Alexandre Bragion
Porque há sempre aquela vontade de viver mais e melhor. Porque há sempre as orações causais causando desejo e amor. Porque na esquina alguém espera para ver e viver o que lhe aguarda sem saber. Porque, afinal, há sempre aquela esperança, aquela sensação de bonança que se quer fazer sentir e crer. Porque me comovo fácil quando alguém me diz que as coisas têm jeito, que a vida tem jeito e que o sonho só é sonho porque o real é assim mesmo, imperfeito, e que o sonhar só existe porque existe, no mundo concreto, o defeito.
Porque, como escreveu Vinícius, ainda (e sempre) resta a poesia – essa poesia que (mesmo e especialmente) sob a chuva fina teima em embelezar o dia, essa poesia que nos pega desprevenidos dentro do sem-querer de um sorriso, que nos incomoda diante da beleza e nos faz sofre por ela sem tristeza (porque a poesia é janela e não muro, porque a poesia é tela e não corrente e se abre em si, feita e refeita em passagem, em viagem em que se vai do ter para o ver, e do existir para o sentir).
Porque há alguém sempre pronto a ensinar com respeito. Porque há sempre alguém disposto a aprender. Porque, ensinou Rubem Braga, acima das nuvens feias e cinzas carregadas de raios e chuvas há outras noites deitadas em macios e fofos colchões de sonho nos quais também adormecem os astros. Porque é preciso acreditar sempre que há outras noites, noites rubembraguianas, sempre prontas, prontinhas, para se fazerem ser.
Porque nos acostumamos a esperar com paciência. Porque acreditamos na ciência. Porque nos recusamos a morrer, mesmo quando tudo nos fazia crer que sobreviver era até ofensivo. Porque sabemos, e sempre soubemos de antemão, que ficar é ter de enterrar os que se vão.
Porque o tempo se faz na hora. E porque, como é hora, agora o tempo se faz. Porque é preciso acreditar – e acreditamos. Porque é preciso caminhar – e caminhamos – sem que nos tenham de mandar. Porque amamos. E amar é se dar no tempo, na hora, no canto e na voz de quem diz “eu te amo” em qualquer hora, tempo e lugar.
Porque amanhã pode ser tarde. Porque depois pode não haver outro talvez. Porque não nos falta coragem de olhar para as ruínas de um país que se desfez. Porque a gente segue juntos, juntas e vamos. Porque apesar de você – porque já diz a canção com alegria – amanhã há de ser outro dia.

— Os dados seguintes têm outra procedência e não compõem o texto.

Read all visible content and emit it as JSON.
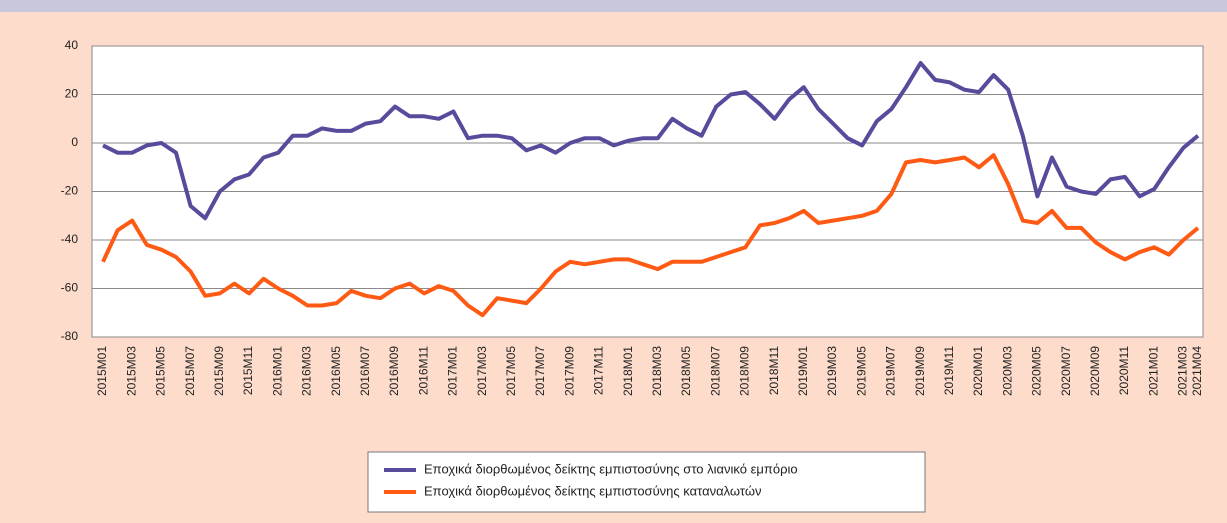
{
  "chart_data": {
    "type": "line",
    "categories": [
      "2015M01",
      null,
      "2015M03",
      null,
      "2015M05",
      null,
      "2015M07",
      null,
      "2015M09",
      null,
      "2015M11",
      null,
      "2016M01",
      null,
      "2016M03",
      null,
      "2016M05",
      null,
      "2016M07",
      null,
      "2016M09",
      null,
      "2016M11",
      null,
      "2017M01",
      null,
      "2017M03",
      null,
      "2017M05",
      null,
      "2017M07",
      null,
      "2017M09",
      null,
      "2017M11",
      null,
      "2018M01",
      null,
      "2018M03",
      null,
      "2018M05",
      null,
      "2018M07",
      null,
      "2018M09",
      null,
      "2018M11",
      null,
      "2019M01",
      null,
      "2019M03",
      null,
      "2019M05",
      null,
      "2019M07",
      null,
      "2019M09",
      null,
      "2019M11",
      null,
      "2020M01",
      null,
      "2020M03",
      null,
      "2020M05",
      null,
      "2020M07",
      null,
      "2020M09",
      null,
      "2020M11",
      null,
      "2021M01",
      null,
      "2021M03",
      "2021M04"
    ],
    "series": [
      {
        "name": "Εποχικά διορθωμένος δείκτης εμπιστοσύνης στο λιανικό εμπόριο",
        "color": "#5a4a9c",
        "values": [
          -1,
          -4,
          -4,
          -1,
          0,
          -4,
          -26,
          -31,
          -20,
          -15,
          -13,
          -6,
          -4,
          3,
          3,
          6,
          5,
          5,
          8,
          9,
          15,
          11,
          11,
          10,
          13,
          2,
          3,
          3,
          2,
          -3,
          -1,
          -4,
          0,
          2,
          2,
          -1,
          1,
          2,
          2,
          10,
          6,
          3,
          15,
          20,
          21,
          16,
          10,
          18,
          23,
          14,
          8,
          2,
          -1,
          9,
          14,
          23,
          33,
          26,
          25,
          22,
          21,
          28,
          22,
          3,
          -22,
          -6,
          -18,
          -20,
          -21,
          -15,
          -14,
          -22,
          -19,
          -10,
          -2,
          3
        ]
      },
      {
        "name": "Εποχικά διορθωμένος δείκτης εμπιστοσύνης καταναλωτών",
        "color": "#ff5a14",
        "values": [
          -49,
          -36,
          -32,
          -42,
          -44,
          -47,
          -53,
          -63,
          -62,
          -58,
          -62,
          -56,
          -60,
          -63,
          -67,
          -67,
          -66,
          -61,
          -63,
          -64,
          -60,
          -58,
          -62,
          -59,
          -61,
          -67,
          -71,
          -64,
          -65,
          -66,
          -60,
          -53,
          -49,
          -50,
          -49,
          -48,
          -48,
          -50,
          -52,
          -49,
          -49,
          -49,
          -47,
          -45,
          -43,
          -34,
          -33,
          -31,
          -28,
          -33,
          -32,
          -31,
          -30,
          -28,
          -21,
          -8,
          -7,
          -8,
          -7,
          -6,
          -10,
          -5,
          -17,
          -32,
          -33,
          -28,
          -35,
          -35,
          -41,
          -45,
          -48,
          -45,
          -43,
          -46,
          -40,
          -35
        ]
      }
    ],
    "ylim": [
      -80,
      40
    ],
    "yticks": [
      -80,
      -60,
      -40,
      -20,
      0,
      20,
      40
    ],
    "grid": true,
    "legend": "bottom"
  }
}
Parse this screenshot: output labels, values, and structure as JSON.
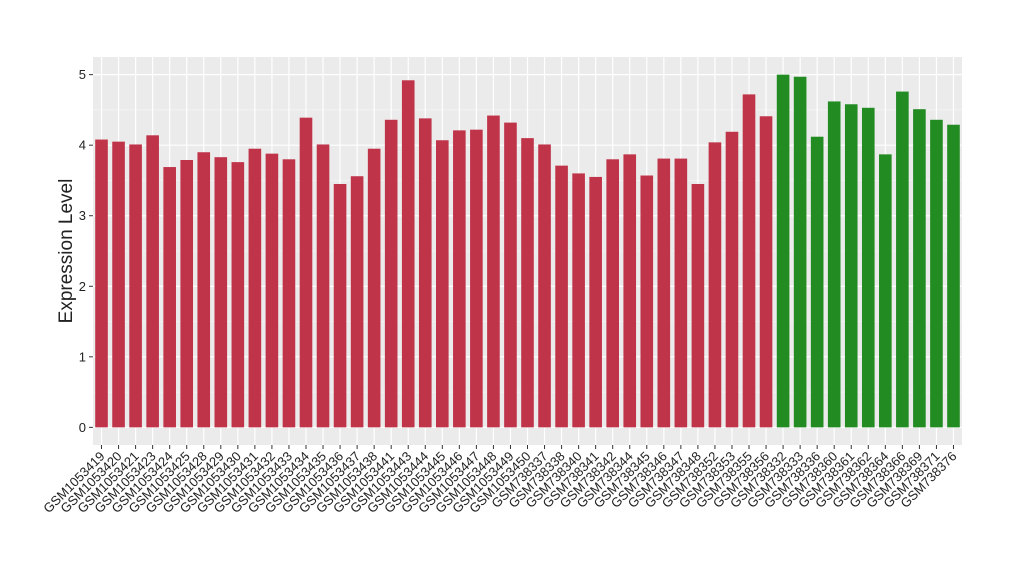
{
  "chart_data": {
    "type": "bar",
    "y_label": "Expression Level",
    "categories": [
      "GSM1053419",
      "GSM1053420",
      "GSM1053421",
      "GSM1053423",
      "GSM1053424",
      "GSM1053425",
      "GSM1053428",
      "GSM1053429",
      "GSM1053430",
      "GSM1053431",
      "GSM1053432",
      "GSM1053433",
      "GSM1053434",
      "GSM1053435",
      "GSM1053436",
      "GSM1053437",
      "GSM1053438",
      "GSM1053441",
      "GSM1053443",
      "GSM1053444",
      "GSM1053445",
      "GSM1053446",
      "GSM1053447",
      "GSM1053448",
      "GSM1053449",
      "GSM1053450",
      "GSM738337",
      "GSM738338",
      "GSM738340",
      "GSM738341",
      "GSM738342",
      "GSM738344",
      "GSM738345",
      "GSM738346",
      "GSM738347",
      "GSM738348",
      "GSM738352",
      "GSM738353",
      "GSM738355",
      "GSM738356",
      "GSM738332",
      "GSM738333",
      "GSM738336",
      "GSM738360",
      "GSM738361",
      "GSM738362",
      "GSM738364",
      "GSM738366",
      "GSM738369",
      "GSM738371",
      "GSM738376"
    ],
    "values": [
      4.08,
      4.05,
      4.01,
      4.14,
      3.69,
      3.79,
      3.9,
      3.83,
      3.76,
      3.95,
      3.88,
      3.8,
      4.39,
      4.01,
      3.45,
      3.56,
      3.95,
      4.36,
      4.92,
      4.38,
      4.07,
      4.21,
      4.22,
      4.42,
      4.32,
      4.1,
      4.01,
      3.71,
      3.6,
      3.55,
      3.8,
      3.87,
      3.57,
      3.81,
      3.81,
      3.45,
      4.04,
      4.19,
      4.72,
      4.41,
      5.0,
      4.97,
      4.12,
      4.62,
      4.58,
      4.53,
      3.87,
      4.76,
      4.51,
      4.36,
      4.29
    ],
    "bar_colors": [
      "#c0344a",
      "#c0344a",
      "#c0344a",
      "#c0344a",
      "#c0344a",
      "#c0344a",
      "#c0344a",
      "#c0344a",
      "#c0344a",
      "#c0344a",
      "#c0344a",
      "#c0344a",
      "#c0344a",
      "#c0344a",
      "#c0344a",
      "#c0344a",
      "#c0344a",
      "#c0344a",
      "#c0344a",
      "#c0344a",
      "#c0344a",
      "#c0344a",
      "#c0344a",
      "#c0344a",
      "#c0344a",
      "#c0344a",
      "#c0344a",
      "#c0344a",
      "#c0344a",
      "#c0344a",
      "#c0344a",
      "#c0344a",
      "#c0344a",
      "#c0344a",
      "#c0344a",
      "#c0344a",
      "#c0344a",
      "#c0344a",
      "#c0344a",
      "#c0344a",
      "#228b22",
      "#228b22",
      "#228b22",
      "#228b22",
      "#228b22",
      "#228b22",
      "#228b22",
      "#228b22",
      "#228b22",
      "#228b22",
      "#228b22"
    ],
    "ylim": [
      -0.25,
      5.25
    ],
    "yticks": [
      0,
      1,
      2,
      3,
      4,
      5
    ],
    "grid": true
  }
}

Porque queremos a democracia. Porque exaltamos o respeito. Porque nos dói o peito. Porque nos dói a alma. Porque é preciso, sim, ter calma. Calma e ação – em reação humana. Porque não mais nos cabe a guerra. Porque não mais nos encerra o desespero fruto da opressão. Porque lutamos não apenas por nós, mas por nossas irmãs e irmãos.
Porque quando o momento vier, Álvaro de Campos de nós mesmos, não nos abaixaremos para fora da linha do soco. Porque nosso existir é outro. Porque nosso querer é outro. Porque nosso estar no mundo é outro. Porque acreditamos que a vida é, por fim, as batalhas que – pela vida – travamos.
Porque não há um só momento possível de descanso – porque não pode, jamais, descansar a poesia. Porque a miséria é sem nome. Porque a penúria voltou aos borbotões, porque são mais de 33 milhões de sem nomes, por dia, neste Brasil, morrendo de fome.
Porque é tempo freireano de esperançar – e de esperançar com alegria. Porque é tempo talvez de poder mudar a natureza da própria poesia. Porque agora podemos escolher nosso lugar na história (qual é o seu?). Porque agora (em tempos de violação de direitos) poder escolher já é uma imensa vitória.
Porque venceremos. Sempre. E nada é imediato. Porque, sabemos, ninguém pode num ato, numa via, calar a nossa poesia. Porque a poesia está nas ruas, nas bocas, nos corações (de novo). Porque a poesia está na alma (às vezes crua) do povo.
Porque causas não nos faltam, nem motivos. Nem nos faltam a fé, a coragem e a alegria.
Porque (e por isso) acreditamos que, quando menos esperarmos, estaremos poetizando (outra vez) a aurora de um novo dia.
Alexandre Bragion, cronista deste matutino desde 2017.